# Fuel Ratio for Jacobson 320E snowblower



## Zooguy (Dec 24, 2004)

Happy New Year everyone. 

Can someone help me with the fuel ratio mix for a Jacobson/Homelite 320E snowblower? I got a freebe from one of the neighbors. I got it running on some 32:1 right now. Seems to smoke a lot with that ratio.  I didn't want to guess, so I figured I'd ask.


----------



## bugman (Aug 12, 2004)

it should say somewhere on it. sometimes even on the filter housing or the gas cap. might just need a lower type oil. or could be the oil your using. some types smoke alot more then others. don't know the cc's though so i can't tell by much.


----------



## bugman (Aug 12, 2004)

i think its 16:1. but it might not be.  i'm not much on 2 cycles


----------



## Zooguy (Dec 24, 2004)

Thanks Bugman. I couldn't find it on the machine anywhere. The machine had a tag telling you to mix the oil with the gas, but not a ratio  
It said to check your owners manual :freak: . I talked to our parts supplier today, ( knows parts for all the different brands like the back of his hand) and he thought 32:1 was right. I may try a different brand of oil, or maybe run it for a while on the stuff I have. Maybe there was some old stuff in there. I can't complain. I got it for nothing :thumbsup: New spark plug and a primer and it's running.


----------



## hankster (Jan 1, 1998)

32:1 should be a safe mixture. That is a late 80's early 90's model most likely.
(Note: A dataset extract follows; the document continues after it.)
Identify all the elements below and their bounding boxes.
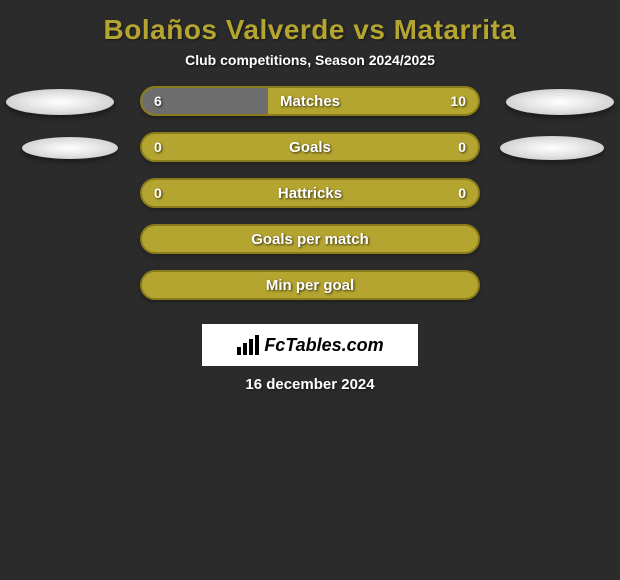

It could be smoking because the engine is worn but then do smoke some no matter what.


----------



## bugman (Aug 12, 2004)

yeah like hank said 32:1 is safe just it will smoke. might even smoke with the right kind.


----------



## Zooguy (Dec 24, 2004)

Thanks Guys! I'll get to try it out tonight and tomorrow and the next day. We are supposed to finally get some snow here. Next day or two at least. Time to go plowing!!! Finally!


----------



## jworacing (Jan 16, 2005)

Try Amsoil Synthetic 2 Stroke oil less smoke and no ring fowling


----------



## Zooguy (Dec 24, 2004)

Thanks. I'll try to find some and try it. :thumbsup:


----------